Neste contexto, o conselho diretivo da ARSN, I. P., propôs a extinção do Hospital Distrital de Braga considerando que não só deixaram de se verificar os requisitos que justificaram a gestão pública deste estabelecimento, como também não subsistem atribuições que não possam ser prosseguidas por outra entidade já existente no Ministério da Saúde, sendo imperioso racionalizar e tornar mais eficiente a gestão dos bens públicos em causa, diminuindo de forma significativa os custos de estrutura atuais.
Assim:
Ao abrigo do disposto no n.º 1 do artigo 16.º da Lei n.º 3/2004, de 15 de janeiro, alterada pela Lei n.º 51/2005, de 30 de agosto, pelos Decretos-Leis n.os 200/2006, de 25 de outubro, e 105/2007, de 3 de março, pela Lei n.º 64-A/2008, de 31 de dezembro, pelo Decreto-Lei n.º 40/2011, de 22 de março, e atento ainda o preceituado no artigo 3.º do Decreto-Lei n.º 284/99, de 26 de julho, e no Decreto-Lei n.º 200/2006, de 25 de outubro:
Manda o Governo, pelos Ministros de Estado e das Finanças e da Saúde, o seguinte:
Artigo 1.º — Extinção do Hospital Distrital de Braga
É extinto, sendo objeto de fusão com a Administração Regional de Saúde do Norte, I. P. (ARSN, I. P.), o Hospital Distrital de Braga, também designado por Hospital de São Marcos, integrado na rede de estabelecimentos hospitalares de gestão pública pelo Decreto-Lei n.º 704/74, de 7 de dezembro.
Artigo 2.º — Sucessão
A ARSN, I. P., sucede ao Hospital Distrital de Braga, extinto pela presente portaria, na totalidade das suas atribuições e competências e em todos os direitos e obrigações que subsistam na sua titularidade, independentemente de quaisquer formalidades.
Artigo 3.º — Processo
1 - O processo de fusão referido no artigo 1.º rege-se pelo disposto no Decreto-Lei n.º 200/2006, de 25 de outubro, com as adaptações constantes da presente portaria.

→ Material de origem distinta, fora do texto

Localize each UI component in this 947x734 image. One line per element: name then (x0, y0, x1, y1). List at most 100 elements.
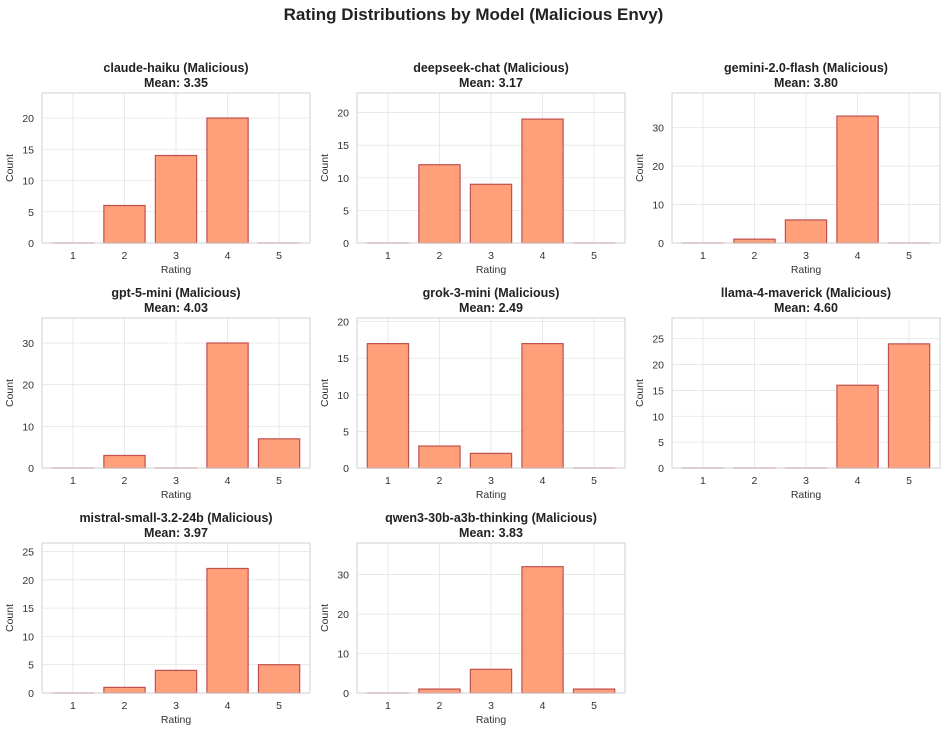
x-tick-label: 5 (276, 250, 282, 262)
subplot-mean: Mean: 3.97 (144, 526, 208, 540)
x-tick-label: 4 (225, 250, 231, 262)
x-tick-label: 5 (276, 700, 282, 712)
y-tick-label: 10 (652, 411, 664, 423)
x-axis-label: Rating (161, 489, 192, 501)
y-axis-label: Count (319, 604, 331, 632)
y-tick-label: 10 (337, 649, 349, 661)
y-tick-label: 20 (22, 380, 34, 392)
subplot-mean: Mean: 4.03 (144, 301, 208, 315)
y-tick-label: 20 (337, 108, 349, 120)
subplot-mean: Mean: 3.80 (774, 76, 838, 90)
figure-suptitle: Rating Distributions by Model (Malicious… (283, 5, 664, 24)
bar-rating-4[interactable] (836, 384, 879, 469)
y-tick-label: 5 (28, 207, 34, 219)
x-tick-label: 3 (488, 700, 494, 712)
y-tick-label: 5 (658, 437, 664, 449)
x-tick-label: 4 (540, 475, 546, 487)
x-axis-label: Rating (161, 714, 192, 726)
x-tick-label: 3 (488, 250, 494, 262)
y-tick-label: 5 (28, 660, 34, 672)
y-tick-label: 0 (343, 688, 349, 700)
bar-rating-4[interactable] (206, 567, 249, 694)
x-tick-label: 1 (70, 250, 76, 262)
subplot-title: deepseek-chat (Malicious) (413, 61, 569, 75)
bar-rating-2[interactable] (418, 164, 461, 244)
bar-rating-2[interactable] (733, 238, 776, 244)
y-axis-label: Count (634, 154, 646, 182)
bar-rating-3[interactable] (469, 668, 513, 694)
y-tick-label: 30 (652, 123, 664, 135)
bar-rating-4[interactable] (206, 117, 249, 244)
y-tick-label: 15 (337, 353, 349, 365)
bar-rating-5[interactable] (887, 343, 931, 469)
y-tick-label: 0 (343, 238, 349, 250)
x-tick-label: 4 (225, 475, 231, 487)
y-tick-label: 15 (652, 385, 664, 397)
y-tick-label: 10 (337, 173, 349, 185)
bar-rating-5[interactable] (257, 438, 301, 469)
x-tick-label: 5 (591, 250, 597, 262)
bar-rating-4[interactable] (521, 343, 564, 469)
bar-rating-2[interactable] (103, 454, 146, 469)
x-axis-label: Rating (476, 264, 507, 276)
x-tick-label: 5 (906, 475, 912, 487)
subplot-7: mistral-small-3.2-24b (Malicious)Mean: 3… (4, 511, 311, 726)
x-tick-label: 2 (752, 475, 758, 487)
bar-rating-3[interactable] (469, 183, 513, 244)
x-tick-label: 1 (70, 475, 76, 487)
y-axis-label: Count (4, 604, 16, 632)
x-axis-label: Rating (476, 714, 507, 726)
x-tick-label: 2 (752, 250, 758, 262)
x-tick-label: 2 (122, 250, 128, 262)
bar-rating-2[interactable] (418, 445, 461, 469)
subplot-mean: Mean: 4.60 (774, 301, 838, 315)
bar-rating-3[interactable] (784, 219, 828, 244)
x-axis-label: Rating (476, 489, 507, 501)
bar-rating-4[interactable] (206, 342, 249, 469)
x-axis-label: Rating (161, 264, 192, 276)
bar-rating-2[interactable] (103, 204, 146, 244)
y-tick-label: 15 (22, 144, 34, 156)
x-axis-label: Rating (791, 489, 822, 501)
bar-rating-4[interactable] (521, 566, 564, 694)
y-tick-label: 0 (28, 688, 34, 700)
bar-rating-4[interactable] (521, 118, 564, 244)
x-tick-label: 4 (540, 700, 546, 712)
axes-frame (41, 92, 311, 244)
x-tick-label: 3 (173, 475, 179, 487)
bar-rating-2[interactable] (418, 688, 461, 694)
x-tick-label: 2 (437, 700, 443, 712)
x-tick-label: 2 (122, 700, 128, 712)
subplot-title: claude-haiku (Malicious) (103, 61, 248, 75)
subplot-mean: Mean: 3.35 (144, 76, 208, 90)
subplot-5: grok-3-mini (Malicious)Mean: 2.490510152… (319, 286, 626, 501)
y-tick-label: 25 (652, 334, 664, 346)
subplot-4: gpt-5-mini (Malicious)Mean: 4.03 0 10 20 30 1… (4, 286, 311, 501)
x-tick-label: 5 (591, 700, 597, 712)
y-tick-label: 0 (658, 238, 664, 250)
bar-rating-3[interactable] (154, 669, 198, 694)
axes-frame (671, 92, 941, 244)
x-tick-label: 3 (803, 250, 809, 262)
y-tick-label: 15 (337, 140, 349, 152)
x-tick-label: 3 (803, 475, 809, 487)
axes-frame (356, 92, 626, 244)
bar-rating-2[interactable] (103, 686, 146, 694)
bar-rating-3[interactable] (469, 452, 513, 469)
bar-rating-5[interactable] (572, 688, 616, 694)
x-tick-label: 4 (855, 475, 861, 487)
x-tick-label: 3 (488, 475, 494, 487)
y-tick-label: 10 (22, 176, 34, 188)
bar-rating-4[interactable] (836, 115, 879, 244)
x-tick-label: 2 (122, 475, 128, 487)
bar-rating-1[interactable] (366, 343, 410, 469)
y-tick-label: 0 (343, 463, 349, 475)
bar-rating-3[interactable] (154, 154, 198, 244)
x-tick-label: 5 (276, 475, 282, 487)
bar-rating-5[interactable] (257, 664, 301, 694)
x-tick-label: 1 (700, 475, 706, 487)
x-tick-label: 5 (591, 475, 597, 487)
subplot-3: gemini-2.0-flash (Malicious)Mean: 3.80 0 1… (634, 61, 941, 276)
subplot-2: deepseek-chat (Malicious)Mean: 3.17 0 5 10 1… (319, 61, 626, 276)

2 - Cabe ao presidente do conselho diretivo da ARSN, I. P., com faculdade de delegação, praticar todos os atos e adotar todas as providências necessárias à cessação da atividade do Hospital Distrital de Braga e à reafetação dos respetivos recursos.
Artigo 4.º — Critérios de seleção de pessoal
Com vista a assegurar a adequada transição de pessoal nos termos do Decreto-Lei n.º 200/2006, de 25 de outubro, e do artigo 13.º da Lei n.º 53/2006, de 7 de dezembro, com as alterações introduzidas pelas Leis n.os 11/2008, de 20 de fevereiro, e 64-A/2008, de 31 de dezembro, é fixado como critério geral e abstrato de seleção do pessoal necessário à prossecução das atribuições referidas no artigo 2.º o exercício efetivo de funções no organismo extinto, o Hospital Distrital de Braga, bem como as necessidades reais e os perfis definidos para os postos de trabalho fixados no mapa de pessoal do serviço integrador.
Artigo 5.º — Manutenção das funções de gestão
Os membros do conselho de administração do Hospital Distrital de Braga que exercem o respetivo cargo à data da entrada em vigor do presente diploma mantêm-se no exercício das suas funções de gestão até à conclusão de todas as operações de fusão, devendo nesse período prestar toda a colaboração ao conselho diretivo da ARSN, I. P., em tudo o que seja necessário ao processo de fusão, sendo ainda responsáveis pela execução orçamental até ao seu termo, nos termos do artigo 5.º e do n.º 2 do artigo 8.º, ambos do Decreto-Lei n.º 200/2006, de 25 de outubro.
Artigo 6.º — Entrada em vigor
A presente portaria entra em vigor no dia imediato ao da sua publicação.
Em 13 de janeiro de 2012.
O Ministro de Estado e das Finanças, Vítor Louçã Rabaça Gaspar. - O Ministro da Saúde, Paulo José de Ribeiro Moita de Macedo.